A number of major global economies have launched initial monetary and fiscal stimuli packages in response to COVID-19 to contain the negative economic growth.
In Europe, a number of EU28 countries have shut borders and the European Central Bank (ECB) has responded by announcing a €750bn government bond acquisition programme in addition to its €120bn asset purchase programme to stimulate domestic demand. Reuters data indicates that Germany has agreed to a €750bn fiscal package, whilst the French government has guaranteed up to €300bn of corporate borrowing. Similarly, the Bank of England (BoE) has responded by cutting interest rates from 0.25% to 0.1% and will subsequently increase government bond acquisitions. In Poland, the Monetary Policy Council reduced the interest rates twice, including a reference rate cut to 0.5% (from 1.5%) – the lowest level in history.
A number of Europe’s governments have introduced commercial tenant protection measures, including business rates/property tax suspensions, and safeguarding from eviction for a circa three-month period. Tenants and landlords are increasingly working together to find short-term solutions, including suspending service charge payments and reducing concierge services for buildings in operation.
The Covid-19 pandemic is and will affect the real estate market as well. The scale of the impact is still to be assessed; however it may differ between sectors.
Going into 2020, average European office vacancy rates stood at 5.4%, the lowest rate on record, with core markets including Paris and Berlin hovering just above 1%. We initially factored in more development commitments for the year, and tenants are forced to sign lease extensions due to a shortage of alternatives.
As Q1 2020 data is being revealed across Europe, so far the pandemic has had a relatively benign effect on the commercial real estate markets and the consequences of all the changes currently observed are yet to be seen in the next quarters.

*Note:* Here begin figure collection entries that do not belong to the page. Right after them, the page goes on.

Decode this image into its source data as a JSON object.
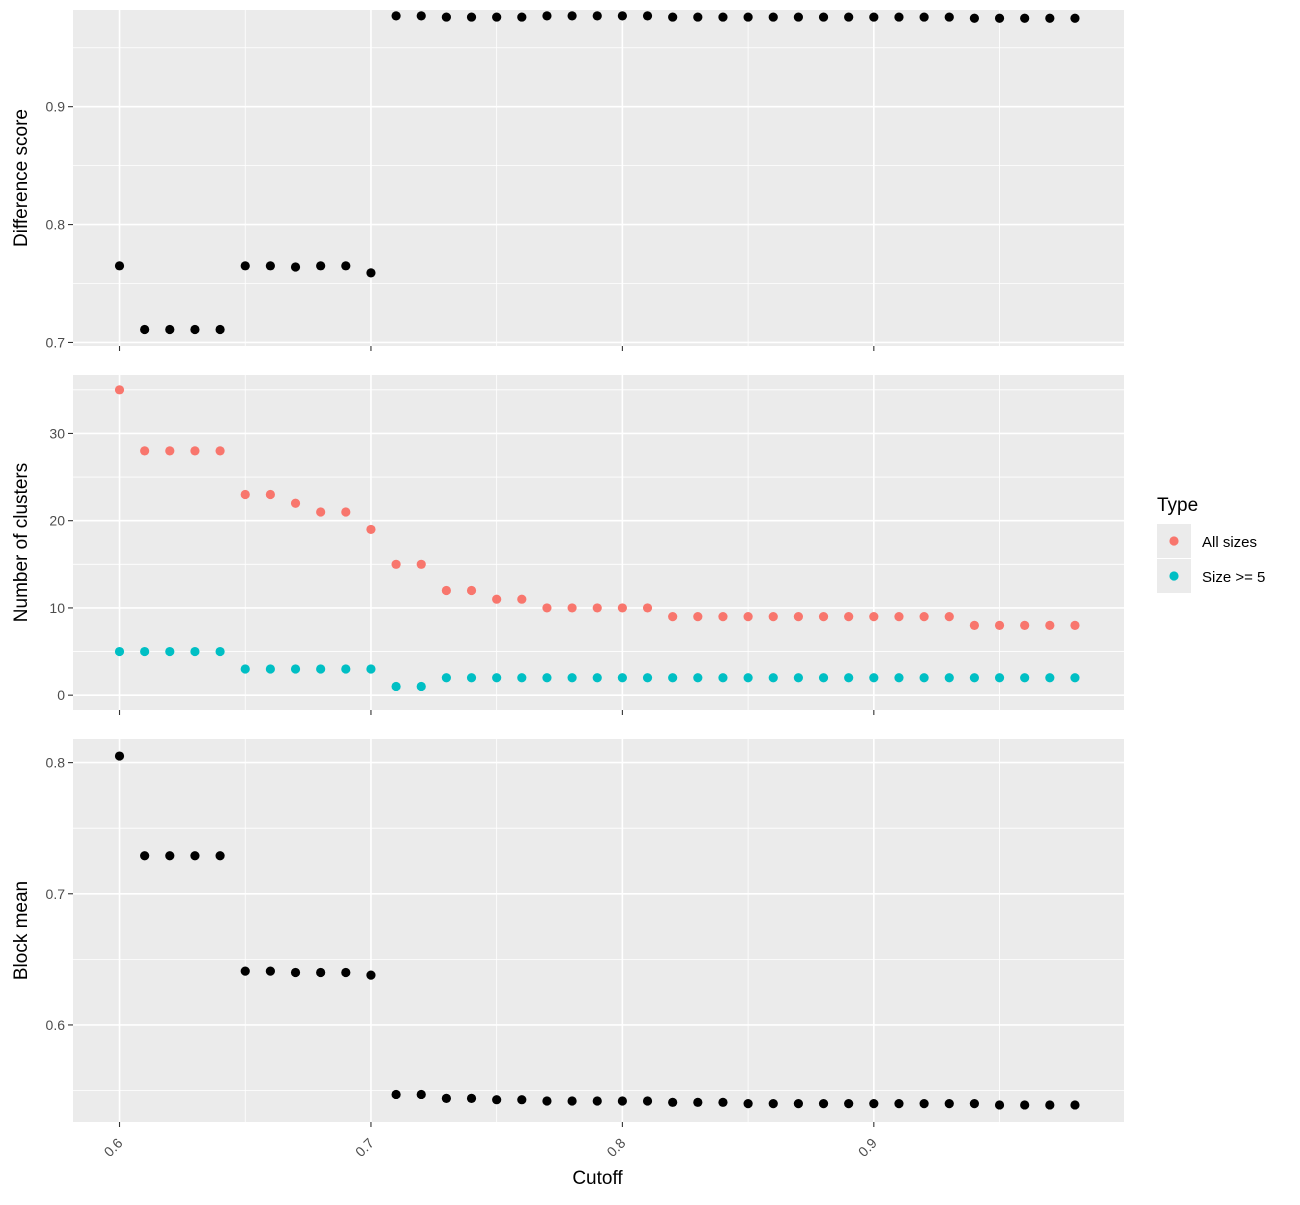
{
  "chart_data": [
    {
      "type": "scatter",
      "panel": "top",
      "ylabel": "Difference score",
      "ylim": [
        0.697,
        0.982
      ],
      "yticks": [
        0.7,
        0.8,
        0.9
      ],
      "ytick_labels": [
        "0.7",
        "0.8",
        "0.9"
      ],
      "x": [
        0.6,
        0.61,
        0.62,
        0.63,
        0.64,
        0.65,
        0.66,
        0.67,
        0.68,
        0.69,
        0.7,
        0.71,
        0.72,
        0.73,
        0.74,
        0.75,
        0.76,
        0.77,
        0.78,
        0.79,
        0.8,
        0.81,
        0.82,
        0.83,
        0.84,
        0.85,
        0.86,
        0.87,
        0.88,
        0.89,
        0.9,
        0.91,
        0.92,
        0.93,
        0.94,
        0.95,
        0.96,
        0.97,
        0.98
      ],
      "series": [
        {
          "color": "#000000",
          "values": [
            0.765,
            0.711,
            0.711,
            0.711,
            0.711,
            0.765,
            0.765,
            0.764,
            0.765,
            0.765,
            0.759,
            0.977,
            0.977,
            0.976,
            0.976,
            0.976,
            0.976,
            0.977,
            0.977,
            0.977,
            0.977,
            0.977,
            0.976,
            0.976,
            0.976,
            0.976,
            0.976,
            0.976,
            0.976,
            0.976,
            0.976,
            0.976,
            0.976,
            0.976,
            0.975,
            0.975,
            0.975,
            0.975,
            0.975
          ]
        }
      ]
    },
    {
      "type": "scatter",
      "panel": "middle",
      "ylabel": "Number of clusters",
      "ylim": [
        -1.7,
        36.7
      ],
      "yticks": [
        0,
        10,
        20,
        30
      ],
      "ytick_labels": [
        "0",
        "10",
        "20",
        "30"
      ],
      "x": [
        0.6,
        0.61,
        0.62,
        0.63,
        0.64,
        0.65,
        0.66,
        0.67,
        0.68,
        0.69,
        0.7,
        0.71,
        0.72,
        0.73,
        0.74,
        0.75,
        0.76,
        0.77,
        0.78,
        0.79,
        0.8,
        0.81,
        0.82,
        0.83,
        0.84,
        0.85,
        0.86,
        0.87,
        0.88,
        0.89,
        0.9,
        0.91,
        0.92,
        0.93,
        0.94,
        0.95,
        0.96,
        0.97,
        0.98
      ],
      "series": [
        {
          "name": "All sizes",
          "color": "#f8766d",
          "values": [
            35,
            28,
            28,
            28,
            28,
            23,
            23,
            22,
            21,
            21,
            19,
            15,
            15,
            12,
            12,
            11,
            11,
            10,
            10,
            10,
            10,
            10,
            9,
            9,
            9,
            9,
            9,
            9,
            9,
            9,
            9,
            9,
            9,
            9,
            8,
            8,
            8,
            8,
            8
          ]
        },
        {
          "name": "Size >= 5",
          "color": "#00bfc4",
          "values": [
            5,
            5,
            5,
            5,
            5,
            3,
            3,
            3,
            3,
            3,
            3,
            1,
            1,
            2,
            2,
            2,
            2,
            2,
            2,
            2,
            2,
            2,
            2,
            2,
            2,
            2,
            2,
            2,
            2,
            2,
            2,
            2,
            2,
            2,
            2,
            2,
            2,
            2,
            2
          ]
        }
      ]
    },
    {
      "type": "scatter",
      "panel": "bottom",
      "ylabel": "Block mean",
      "xlabel": "Cutoff",
      "ylim": [
        0.526,
        0.818
      ],
      "yticks": [
        0.6,
        0.7,
        0.8
      ],
      "ytick_labels": [
        "0.6",
        "0.7",
        "0.8"
      ],
      "x": [
        0.6,
        0.61,
        0.62,
        0.63,
        0.64,
        0.65,
        0.66,
        0.67,
        0.68,
        0.69,
        0.7,
        0.71,
        0.72,
        0.73,
        0.74,
        0.75,
        0.76,
        0.77,
        0.78,
        0.79,
        0.8,
        0.81,
        0.82,
        0.83,
        0.84,
        0.85,
        0.86,
        0.87,
        0.88,
        0.89,
        0.9,
        0.91,
        0.92,
        0.93,
        0.94,
        0.95,
        0.96,
        0.97,
        0.98
      ],
      "series": [
        {
          "color": "#000000",
          "values": [
            0.805,
            0.729,
            0.729,
            0.729,
            0.729,
            0.641,
            0.641,
            0.64,
            0.64,
            0.64,
            0.638,
            0.547,
            0.547,
            0.544,
            0.544,
            0.543,
            0.543,
            0.542,
            0.542,
            0.542,
            0.542,
            0.542,
            0.541,
            0.541,
            0.541,
            0.54,
            0.54,
            0.54,
            0.54,
            0.54,
            0.54,
            0.54,
            0.54,
            0.54,
            0.54,
            0.539,
            0.539,
            0.539,
            0.539
          ]
        }
      ]
    }
  ],
  "x_axis": {
    "xlim": [
      0.5815,
      0.9995
    ],
    "ticks": [
      0.6,
      0.7,
      0.8,
      0.9
    ],
    "tick_labels": [
      "0.6",
      "0.7",
      "0.8",
      "0.9"
    ],
    "title": "Cutoff"
  },
  "legend": {
    "title": "Type",
    "placement": "right",
    "items": [
      {
        "label": "All sizes",
        "color": "#f8766d"
      },
      {
        "label": "Size >= 5",
        "color": "#00bfc4"
      }
    ]
  }
}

The deliveries of materials to construction sites are being delayed due to labour and mobility issues. It is therefore very likely that, in the case of a continuing emergency situation, some of the projects currently under construction will be available on the market later than originally planned. Likewise, some developers are likely to take stock of the current situation before committing to new schemes, thus the start of new projects may as well be postponed.
On the demand side, in the case of the prolonged pandemic situation, some shifts may also occur. Tenants may start postponing decisions regarding renting space, where possible. This may cause a visible slowdown in demand, at least short-term, which ultimately may result in the increase of the vacancy rate.
A number of factors at play are influencing the demand for workspace as the office sector has been put through an unexpected test no-one could have predicted. Technology including Microsoft Teams and Zoom have facilitated workers to work from home more easily and enabled companies to adopt agile working strategies. As workers become more aware of the technology on offer, we expect the workplace to adapt to encourage more collaboration. However, increased home distractions, intermittent internet access and the provision of a suitable home-working environment are likely to maintain existing demand levels.
Investment transaction volumes will recede over the course of the year, particularly as a shortage of openly marketed stock remains, and the bidding process is less competitive than previously.
PropertyEU reported that a number of European retail parks and shopping mall sales have been withdrawn or postponed, although Kotva department store in Prague was acquired by Generali Real Estate and Sekeyra Group. A number of office and logistics transactions have also changed hands, with strong demand for multifamily. Bans on travel and self-isolation guidance is making inspecting assets and conducting technical due diligence more difficult in the short term, as virtual tours will become increasingly important.
During times of increased uncertainty, investors have shifted acquisition focus towards core product in core markets with secure income streams, which we expect to be the case over the course of 2020. Landlords are likely to take stock of existing portfolios as funds remain cash rich, but more sensitive to pricing. There are no signs of distressed selling yet, although the marketing process of some assets is expected to be delayed into the second half of the year when the bidding process will resume its usual competitiveness.
The crisis is likely to lead to declining transaction volumes in all areas, but the extent is likely to vary, the sharpest decline in transaction volumes will be most likely in retail, followed by office properties. The smallest impact is expected for logistics, and multifamily properties.